## D.1 Chapter 1 Solutions

library(dplyr)
library(ggplot2)
library(nycflights13)

(LC1.1) Repeat the above installing steps, but for the dplyr, nycflights13, and knitr packages. This will install the earlier mentioned dplyr package, the nycflights13 package containing data on all domestic flights leaving a NYC airport in 2013, and the knitr package for writing reports in R.

(LC1.2) “Load” the dplyr, nycflights13, and knitr packages as well by repeating the above steps.

Solution: If the following code runs with no errors, you’ve succeeded!

library(dplyr)
library(nycflights13)
library(knitr)

(LC1.3) What does any ONE row in this flights dataset refer to?

• A. Data on an airline
• B. Data on a flight
• C. Data on an airport
• D. Data on multiple flights

Solution: This is data on a flight. Not a flight path! Example:

• a flight path would be United 1545 to Houston
• a flight would be United 1545 to Houston at a specific date/time. For example: 2013/1/1 at 5:15am.

(LC1.4) What are some examples in this dataset of categorical variables? What makes them different than quantitative variables?

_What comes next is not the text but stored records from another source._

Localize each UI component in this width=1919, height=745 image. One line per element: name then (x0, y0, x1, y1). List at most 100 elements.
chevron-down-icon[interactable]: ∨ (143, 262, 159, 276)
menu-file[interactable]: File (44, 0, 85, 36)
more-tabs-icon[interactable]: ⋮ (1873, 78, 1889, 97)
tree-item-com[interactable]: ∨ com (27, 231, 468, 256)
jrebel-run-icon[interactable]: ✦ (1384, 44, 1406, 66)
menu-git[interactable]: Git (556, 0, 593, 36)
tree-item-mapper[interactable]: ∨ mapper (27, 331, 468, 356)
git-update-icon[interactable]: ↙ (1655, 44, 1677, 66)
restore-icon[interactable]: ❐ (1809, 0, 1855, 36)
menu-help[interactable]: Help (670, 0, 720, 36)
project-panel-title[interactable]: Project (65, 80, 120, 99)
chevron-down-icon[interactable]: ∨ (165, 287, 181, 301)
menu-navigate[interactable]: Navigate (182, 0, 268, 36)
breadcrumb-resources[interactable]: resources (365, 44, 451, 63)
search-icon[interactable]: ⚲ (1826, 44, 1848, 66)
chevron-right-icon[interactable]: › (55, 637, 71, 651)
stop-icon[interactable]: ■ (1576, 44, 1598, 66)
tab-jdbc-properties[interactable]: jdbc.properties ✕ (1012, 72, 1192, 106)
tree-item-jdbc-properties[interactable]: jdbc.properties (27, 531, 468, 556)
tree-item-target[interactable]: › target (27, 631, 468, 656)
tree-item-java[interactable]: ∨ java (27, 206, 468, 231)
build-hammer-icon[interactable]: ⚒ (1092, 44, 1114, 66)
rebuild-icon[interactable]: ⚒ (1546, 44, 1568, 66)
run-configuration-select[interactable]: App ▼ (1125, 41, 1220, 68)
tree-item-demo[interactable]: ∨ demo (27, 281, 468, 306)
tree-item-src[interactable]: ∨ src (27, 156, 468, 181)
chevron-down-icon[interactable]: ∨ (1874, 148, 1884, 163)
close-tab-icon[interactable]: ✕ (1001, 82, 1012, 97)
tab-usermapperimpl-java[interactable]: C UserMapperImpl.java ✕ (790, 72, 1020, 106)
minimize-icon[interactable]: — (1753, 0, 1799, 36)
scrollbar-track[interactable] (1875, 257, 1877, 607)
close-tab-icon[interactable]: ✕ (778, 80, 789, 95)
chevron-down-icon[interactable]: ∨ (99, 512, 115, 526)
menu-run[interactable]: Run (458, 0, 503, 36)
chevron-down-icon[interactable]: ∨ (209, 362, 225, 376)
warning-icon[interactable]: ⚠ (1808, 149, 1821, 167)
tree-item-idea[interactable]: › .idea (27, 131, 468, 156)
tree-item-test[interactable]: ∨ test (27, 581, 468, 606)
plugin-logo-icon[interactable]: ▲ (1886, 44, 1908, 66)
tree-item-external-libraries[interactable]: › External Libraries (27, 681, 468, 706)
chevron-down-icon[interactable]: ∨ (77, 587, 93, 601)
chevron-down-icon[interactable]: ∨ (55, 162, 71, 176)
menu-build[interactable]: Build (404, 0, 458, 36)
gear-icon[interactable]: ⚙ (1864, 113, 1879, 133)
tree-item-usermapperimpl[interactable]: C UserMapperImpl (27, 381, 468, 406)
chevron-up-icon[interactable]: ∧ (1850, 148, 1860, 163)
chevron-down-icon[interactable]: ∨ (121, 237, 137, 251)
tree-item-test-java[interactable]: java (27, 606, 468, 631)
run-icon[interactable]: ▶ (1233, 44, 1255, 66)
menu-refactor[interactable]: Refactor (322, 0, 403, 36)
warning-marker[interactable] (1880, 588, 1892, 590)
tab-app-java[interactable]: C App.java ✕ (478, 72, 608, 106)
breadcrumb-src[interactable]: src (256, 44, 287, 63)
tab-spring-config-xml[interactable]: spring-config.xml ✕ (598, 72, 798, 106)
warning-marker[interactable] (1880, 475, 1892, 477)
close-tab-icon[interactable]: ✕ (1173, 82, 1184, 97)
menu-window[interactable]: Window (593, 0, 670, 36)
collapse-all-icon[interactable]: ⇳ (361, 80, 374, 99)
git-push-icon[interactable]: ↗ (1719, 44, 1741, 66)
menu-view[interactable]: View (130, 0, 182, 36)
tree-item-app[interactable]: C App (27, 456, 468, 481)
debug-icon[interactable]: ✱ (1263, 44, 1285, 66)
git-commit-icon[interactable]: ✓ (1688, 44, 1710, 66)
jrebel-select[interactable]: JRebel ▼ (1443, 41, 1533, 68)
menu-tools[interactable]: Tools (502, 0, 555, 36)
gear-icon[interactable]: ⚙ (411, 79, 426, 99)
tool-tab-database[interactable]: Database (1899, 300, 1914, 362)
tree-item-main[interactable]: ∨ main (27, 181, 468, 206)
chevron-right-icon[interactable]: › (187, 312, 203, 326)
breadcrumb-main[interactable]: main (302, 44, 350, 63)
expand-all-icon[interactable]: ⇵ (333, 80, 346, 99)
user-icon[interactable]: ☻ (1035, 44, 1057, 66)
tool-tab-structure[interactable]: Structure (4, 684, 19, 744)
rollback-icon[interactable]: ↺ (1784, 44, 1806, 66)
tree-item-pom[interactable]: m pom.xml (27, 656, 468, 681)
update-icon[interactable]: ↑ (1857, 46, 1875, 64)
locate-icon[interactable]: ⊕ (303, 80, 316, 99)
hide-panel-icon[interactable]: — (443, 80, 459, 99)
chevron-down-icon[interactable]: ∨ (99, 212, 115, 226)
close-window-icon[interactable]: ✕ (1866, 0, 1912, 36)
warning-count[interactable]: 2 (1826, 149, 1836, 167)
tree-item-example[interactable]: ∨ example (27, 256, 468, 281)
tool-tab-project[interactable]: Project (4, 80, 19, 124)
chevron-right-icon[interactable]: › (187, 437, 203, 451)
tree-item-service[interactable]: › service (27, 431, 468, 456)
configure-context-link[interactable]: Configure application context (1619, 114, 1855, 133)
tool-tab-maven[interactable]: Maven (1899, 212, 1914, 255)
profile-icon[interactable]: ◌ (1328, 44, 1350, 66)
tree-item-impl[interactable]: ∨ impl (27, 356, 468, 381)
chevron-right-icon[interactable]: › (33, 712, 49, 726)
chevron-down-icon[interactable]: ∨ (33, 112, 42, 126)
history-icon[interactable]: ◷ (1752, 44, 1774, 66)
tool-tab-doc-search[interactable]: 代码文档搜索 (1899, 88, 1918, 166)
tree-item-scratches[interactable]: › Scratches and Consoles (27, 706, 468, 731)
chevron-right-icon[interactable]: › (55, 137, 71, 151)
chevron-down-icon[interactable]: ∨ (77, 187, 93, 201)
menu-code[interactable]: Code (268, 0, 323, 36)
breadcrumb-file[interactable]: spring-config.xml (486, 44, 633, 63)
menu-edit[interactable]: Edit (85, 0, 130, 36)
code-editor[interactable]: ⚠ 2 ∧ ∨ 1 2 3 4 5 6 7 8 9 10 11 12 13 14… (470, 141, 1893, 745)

Solution: Hint: Type ?flights in the console to see what all the variables mean!

• Categorical:
• carrier the company
• dest the destination
• flight the flight number. Even though this is a number, its simply a label. Example United 1545 is not less than United 1714
• Quantitative:
• distance the distance in miles
• time_hour time

(LC1.5) What properties of the observational unit do each of lat, lon, alt, tz, dst, and tzone describe for the airports data frame? Note that you may want to use ?airports to get more information.

Solution: lat long represent the airport geographic coordinates, alt is the altitude above sea level of the airport (Run airports %>% filter(faa == "DEN") to see the altitude of Denver International Airport), tz is the time zone difference with respect to GMT in London UK, dst is the daylight savings time zone, and tzone is the time zone label.

(LC1.6) Provide the names of variables in a data frame with at least three variables in which one of them is an identification variable and the other two are not. In other words, create your own tidy dataset that matches these conditions.

Solution:

• In the weather example in LC2.8, the combination of origin, year, month, day, hour are identification variables as they identify the observation in question.
• Anything else pertains to observations: temp, humid, wind_speed, etc.